2025 film by Mohamed Al-Daradji

Irkalla: Gilgamesh's Dream is a 2025 film directed by Mohamed Jabarah Al-Daradji which reimagines the Gilgamesh myth in the contemporary context of urban Iraq. It had its world premiere in the Piazza Grande section of the Locarno Film Festival and showed in other festivals like the Toronto International Film Festival and the Red Sea International Film Festival. The film's world sale rights were acquired by MPM Premium on August 8, 2025.

== Production ==
Al-Daradji came up with the idea for Irkalla in 2019. After spending nearly two decades with the stories of children in the crossfire of war in Iraq, he wanted to combine them with the legend of Gilgamesh, a king who hopes to bring his friend back to life by going to Irkalla, the underworld.

During principal photography, Al-Daradji shot real-life protests. On two occasions, police officers attacked his film center and "accused us of hiding people who wanted to destroy the police" despite Al-Daradji getting formal permission from the Iraqi government to film.

== Critical reception ==
Cineuropa found that the film wasn't very original or subtle in its depictions of young, urban street life in a city like Baghdad but still lauded its authenticity and sentimentality, especially with regard to a younger audience in mind.
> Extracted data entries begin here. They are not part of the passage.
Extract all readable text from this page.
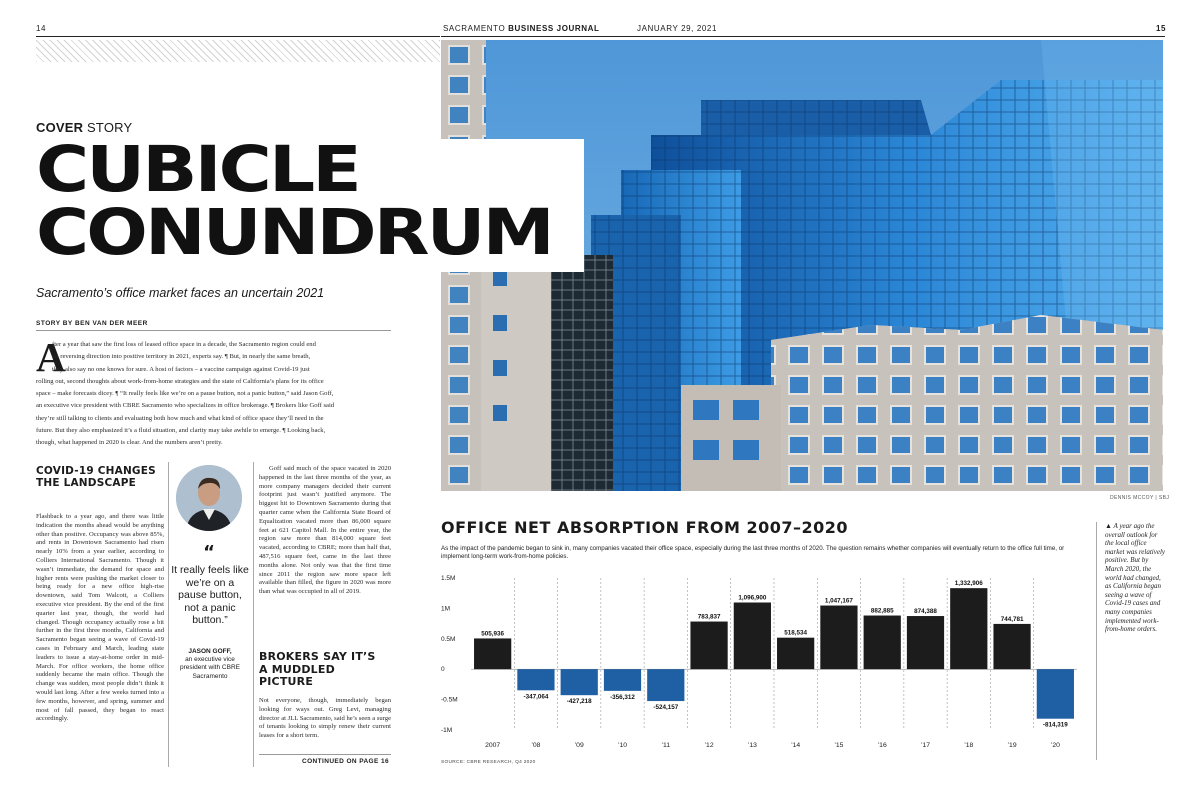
14	SACRAMENTO BUSINESS JOURNAL	JANUARY 29, 2021	15
DENNIS MCCOY | SBJ
COVER STORY
CUBICLE
CONUNDRUM
Sacramento’s office market faces an uncertain 2021
STORY BY BEN VAN DER MEER
A
fter a year that saw the first loss of leased office space in a decade, the Sacramento region could end
up reversing direction into positive territory in 2021, experts say. ¶ But, in nearly the same breath,
they also say no one knows for sure. A host of factors – a vaccine campaign against Covid-19 just
rolling out, second thoughts about work-from-home strategies and the state of California’s plans for its office
space – make forecasts dicey. ¶ “It really feels like we’re on a pause button, not a panic button,” said Jason Goff,
an executive vice president with CBRE Sacramento who specializes in office brokerage. ¶ Brokers like Goff said
they’re still talking to clients and evaluating both how much and what kind of office space they’ll need in the
future. But they also emphasized it’s a fluid situation, and clarity may take awhile to emerge. ¶ Looking back,
though, what happened in 2020 is clear. And the numbers aren’t pretty.
COVID-19 CHANGES THE LANDSCAPE
Flashback to a year ago, and there was little indication the months ahead would be anything other than positive. Occupancy was above 85%, and rents in Downtown Sacramento had risen nearly 10% from a year earlier, according to Colliers International Sacramento. Though it wasn’t immediate, the demand for space and higher rents were pushing the market closer to being ready for a new office high-rise downtown, said Tom Walcott, a Colliers executive vice president. By the end of the first quarter last year, though, the world had changed. Though occupancy actually rose a bit further in the first three months, California and Sacramento began seeing a wave of Covid-19 cases in February and March, leading state leaders to issue a stay-at-home order in mid-March. For office workers, the home office suddenly became the main office. Though the change was sudden, most people didn’t think it would last long. After a few weeks turned into a few months, however, and spring, summer and most of fall passed, they began to react accordingly.
“
It really feels like we’re on a pause button, not a panic button.”
JASON GOFF,
an executive vice president with CBRE Sacramento
Goff said much of the space vacated in 2020 happened in the last three months of the year, as more company managers decided their current footprint just wasn’t justified anymore. The biggest hit to Downtown Sacramento during that quarter came when the California State Board of Equalization vacated more than 86,000 square feet at 621 Capitol Mall. In the entire year, the region saw more than 814,000 square feet vacated, according to CBRE; more than half that, 487,516 square feet, came in the last three months alone. Not only was that the first time since 2011 the region saw more space left available than filled, the figure in 2020 was more than what was occupied in all of 2019.
BROKERS SAY IT’S A MUDDLED PICTURE
Not everyone, though, immediately began looking for ways out. Greg Levi, managing director at JLL Sacramento, said he’s seen a surge of tenants looking to simply renew their current leases for a short term.
CONTINUED ON PAGE 16
OFFICE NET ABSORPTION FROM 2007–2020
As the impact of the pandemic began to sink in, many companies vacated their office space, especially during the last three months of 2020. The question remains whether companies will eventually return to the office full time, or implement long-term work-from-home policies.
1.5M
1M
0.5M
0
-0.5M
-1M
505,936
2007
-347,064
’08
-427,218
’09
-356,312
’10
-524,157
’11
783,837
’12
1,096,900
’13
518,534
’14
1,047,167
’15
882,885
’16
874,388
’17
1,332,906
’18
744,781
’19
-814,319
’20
SOURCE: CBRE RESEARCH, Q4 2020
▲ A year ago the overall outlook for the local office market was relatively positive. But by March 2020, the world had changed, as California began seeing a wave of Covid-19 cases and many companies implemented work-from-home orders.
The New Indian Express lamented that the film was both predictable and didactic, though nonetheless hopeful for its children and critical in its unflinching observations of city life.

ScreenAnarchy concluded that "The film shifts fluidly between intimate character study, societal critique, and kinetic urgency, offering more than genre hybridity, it delivers a sobering commentary on Iraq's lost generation."